I started to write because it helps me to override my racing thoughts, and I find the process of writing exceptionally calming. However, I get super obsessed with every typos, solecisms, redundant words, and low quality paragraphs that lack clarity. I’d spend many hours looking up writing tips, grammar rules, synonyms, antonyms, idioms, and metaphors to to mask my inability to write well.
When ChatGPT was released, I was overjoyed because I can use it to ‘improve’ my writing much faster. Paragraph by paragraph, I ask ChatGPT to iron out all the impurities in my writing, and I accept or reject its suggestions as I see fit.
One day, while prompting ChatGPT to finalize my blogpost, I had a desire to just publish my raw, unedited, unrefined, and unhinged blogpost full of low quality paragraph. My blogpost is a snapshot of my thoughts in the form of strings of symbols. Wouldn’t I actually want to preserve all of my imperfections for my future self, no matter how agonizing it is to see them? Wouldn’t I want intact access to my thoughts in the future? Can I be okay with who I am now?

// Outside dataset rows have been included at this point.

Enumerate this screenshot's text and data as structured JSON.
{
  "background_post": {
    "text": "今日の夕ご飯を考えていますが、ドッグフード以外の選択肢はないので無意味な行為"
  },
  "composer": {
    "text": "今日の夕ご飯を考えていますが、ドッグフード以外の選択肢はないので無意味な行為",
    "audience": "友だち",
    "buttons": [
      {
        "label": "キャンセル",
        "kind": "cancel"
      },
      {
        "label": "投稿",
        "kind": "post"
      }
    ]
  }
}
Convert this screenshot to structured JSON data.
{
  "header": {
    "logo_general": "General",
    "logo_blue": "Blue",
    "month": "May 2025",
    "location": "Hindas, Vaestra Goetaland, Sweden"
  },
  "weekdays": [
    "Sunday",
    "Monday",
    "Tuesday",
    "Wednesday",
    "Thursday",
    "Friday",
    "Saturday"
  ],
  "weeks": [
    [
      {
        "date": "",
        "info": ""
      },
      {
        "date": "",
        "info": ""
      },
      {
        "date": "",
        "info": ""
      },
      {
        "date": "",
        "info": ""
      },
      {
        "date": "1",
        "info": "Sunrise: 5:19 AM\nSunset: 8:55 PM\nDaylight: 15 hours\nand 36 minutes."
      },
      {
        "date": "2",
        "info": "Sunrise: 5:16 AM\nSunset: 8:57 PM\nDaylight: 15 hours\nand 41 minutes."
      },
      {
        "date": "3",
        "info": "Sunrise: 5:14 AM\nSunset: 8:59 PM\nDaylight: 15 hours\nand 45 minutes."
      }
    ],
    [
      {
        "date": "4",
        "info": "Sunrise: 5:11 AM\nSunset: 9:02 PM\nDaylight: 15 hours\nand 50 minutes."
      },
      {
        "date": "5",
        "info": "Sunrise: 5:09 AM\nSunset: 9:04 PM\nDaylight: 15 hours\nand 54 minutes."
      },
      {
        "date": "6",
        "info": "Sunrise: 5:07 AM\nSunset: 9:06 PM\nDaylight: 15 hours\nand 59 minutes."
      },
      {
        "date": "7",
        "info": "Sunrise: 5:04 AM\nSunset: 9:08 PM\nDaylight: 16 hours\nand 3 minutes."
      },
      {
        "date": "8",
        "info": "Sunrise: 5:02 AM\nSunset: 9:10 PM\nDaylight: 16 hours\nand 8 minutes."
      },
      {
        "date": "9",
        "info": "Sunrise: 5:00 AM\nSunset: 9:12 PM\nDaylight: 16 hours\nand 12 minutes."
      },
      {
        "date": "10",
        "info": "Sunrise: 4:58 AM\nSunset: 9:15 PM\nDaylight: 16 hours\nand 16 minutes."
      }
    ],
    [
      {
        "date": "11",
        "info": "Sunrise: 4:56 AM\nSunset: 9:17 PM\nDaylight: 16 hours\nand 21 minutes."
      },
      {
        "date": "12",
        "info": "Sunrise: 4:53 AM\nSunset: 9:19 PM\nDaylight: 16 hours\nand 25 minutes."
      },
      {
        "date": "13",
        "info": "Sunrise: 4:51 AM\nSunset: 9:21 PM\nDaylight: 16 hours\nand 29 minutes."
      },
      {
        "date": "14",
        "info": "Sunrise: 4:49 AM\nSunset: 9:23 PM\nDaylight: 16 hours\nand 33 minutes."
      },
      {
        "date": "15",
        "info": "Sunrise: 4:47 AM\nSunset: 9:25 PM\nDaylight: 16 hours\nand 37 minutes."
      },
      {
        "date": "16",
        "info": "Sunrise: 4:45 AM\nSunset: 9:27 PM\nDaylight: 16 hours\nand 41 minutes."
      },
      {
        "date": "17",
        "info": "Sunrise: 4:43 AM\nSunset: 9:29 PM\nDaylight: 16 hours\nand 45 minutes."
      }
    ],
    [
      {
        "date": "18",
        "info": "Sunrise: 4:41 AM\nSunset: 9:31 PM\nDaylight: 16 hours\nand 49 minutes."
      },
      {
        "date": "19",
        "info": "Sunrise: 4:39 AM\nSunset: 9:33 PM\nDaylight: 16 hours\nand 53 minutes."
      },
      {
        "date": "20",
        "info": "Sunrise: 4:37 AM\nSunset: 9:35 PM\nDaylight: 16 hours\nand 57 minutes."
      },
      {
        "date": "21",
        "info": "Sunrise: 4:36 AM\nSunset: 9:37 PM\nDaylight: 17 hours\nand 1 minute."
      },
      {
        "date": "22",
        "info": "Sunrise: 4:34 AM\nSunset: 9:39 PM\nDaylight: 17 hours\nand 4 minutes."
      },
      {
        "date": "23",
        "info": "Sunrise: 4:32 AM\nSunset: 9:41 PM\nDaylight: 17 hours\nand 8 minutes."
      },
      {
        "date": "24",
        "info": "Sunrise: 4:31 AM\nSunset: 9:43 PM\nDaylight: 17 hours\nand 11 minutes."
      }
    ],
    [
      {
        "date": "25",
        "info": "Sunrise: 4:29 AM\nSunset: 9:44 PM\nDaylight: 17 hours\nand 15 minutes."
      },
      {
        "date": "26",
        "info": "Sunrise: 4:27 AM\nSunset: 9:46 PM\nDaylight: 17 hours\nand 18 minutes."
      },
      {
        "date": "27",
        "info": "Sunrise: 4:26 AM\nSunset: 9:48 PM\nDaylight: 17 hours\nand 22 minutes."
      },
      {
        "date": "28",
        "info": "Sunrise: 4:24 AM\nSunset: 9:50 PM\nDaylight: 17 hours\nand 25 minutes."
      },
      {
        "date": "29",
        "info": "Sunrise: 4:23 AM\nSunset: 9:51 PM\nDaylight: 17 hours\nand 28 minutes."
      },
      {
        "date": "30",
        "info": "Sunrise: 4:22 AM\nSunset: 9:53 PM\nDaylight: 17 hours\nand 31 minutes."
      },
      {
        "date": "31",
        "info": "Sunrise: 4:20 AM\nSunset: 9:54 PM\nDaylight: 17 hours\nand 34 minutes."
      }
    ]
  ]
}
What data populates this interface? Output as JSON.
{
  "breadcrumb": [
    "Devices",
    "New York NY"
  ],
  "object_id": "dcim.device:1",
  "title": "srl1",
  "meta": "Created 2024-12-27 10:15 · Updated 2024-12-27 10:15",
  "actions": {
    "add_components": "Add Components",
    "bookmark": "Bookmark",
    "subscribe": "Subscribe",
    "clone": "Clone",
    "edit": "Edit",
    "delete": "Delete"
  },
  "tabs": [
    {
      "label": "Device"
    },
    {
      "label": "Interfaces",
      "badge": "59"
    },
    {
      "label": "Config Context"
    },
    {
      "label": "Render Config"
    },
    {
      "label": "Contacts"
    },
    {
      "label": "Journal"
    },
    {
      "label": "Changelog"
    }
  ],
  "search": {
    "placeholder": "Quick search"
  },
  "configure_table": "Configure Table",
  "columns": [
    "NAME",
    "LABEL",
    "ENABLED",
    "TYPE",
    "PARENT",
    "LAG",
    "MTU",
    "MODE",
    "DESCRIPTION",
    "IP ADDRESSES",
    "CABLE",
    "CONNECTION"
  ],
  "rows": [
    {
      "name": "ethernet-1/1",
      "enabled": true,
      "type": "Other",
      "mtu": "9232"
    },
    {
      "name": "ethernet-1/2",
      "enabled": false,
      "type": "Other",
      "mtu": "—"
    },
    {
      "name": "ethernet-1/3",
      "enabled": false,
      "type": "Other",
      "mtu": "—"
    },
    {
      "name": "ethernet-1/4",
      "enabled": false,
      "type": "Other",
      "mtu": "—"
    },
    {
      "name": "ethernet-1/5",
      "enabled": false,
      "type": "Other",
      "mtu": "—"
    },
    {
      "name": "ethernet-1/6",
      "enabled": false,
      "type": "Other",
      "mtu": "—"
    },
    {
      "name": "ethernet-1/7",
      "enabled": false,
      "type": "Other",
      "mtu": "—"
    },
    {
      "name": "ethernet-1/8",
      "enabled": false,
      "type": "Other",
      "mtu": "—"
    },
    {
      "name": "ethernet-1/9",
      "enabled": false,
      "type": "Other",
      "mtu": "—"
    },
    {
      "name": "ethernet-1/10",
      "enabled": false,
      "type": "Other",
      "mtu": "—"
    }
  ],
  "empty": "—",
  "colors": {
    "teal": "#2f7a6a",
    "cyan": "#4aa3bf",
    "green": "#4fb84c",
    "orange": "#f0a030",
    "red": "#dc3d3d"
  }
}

Being an adult has many definitions, and I think learning to accept my flaws and learning to deal with them might be the single greatest feature of a mature adult. No matter how big of an issue I inherited from my childhood, I am wholly responsible, however tempting it is to blame everyone else, as I let it perpetuate for years as an adult.
So I am raging against ChatGPT today, exposing all my insecurities in forms of typos, grammatical errors, redundant phrases, overused vocabularies, boring cliches, and clumsy writings because that is who I am. I hope to rage against the machine as long as I could, so I may laugh at every issue I have now in the future in the same way as I laugh at social blunders I made as a child.
I conclude my 37th birthday with my heartfelt gratitude to those who stayed with me. Special thanks to my wife and my family for choosing to love me. I love you all.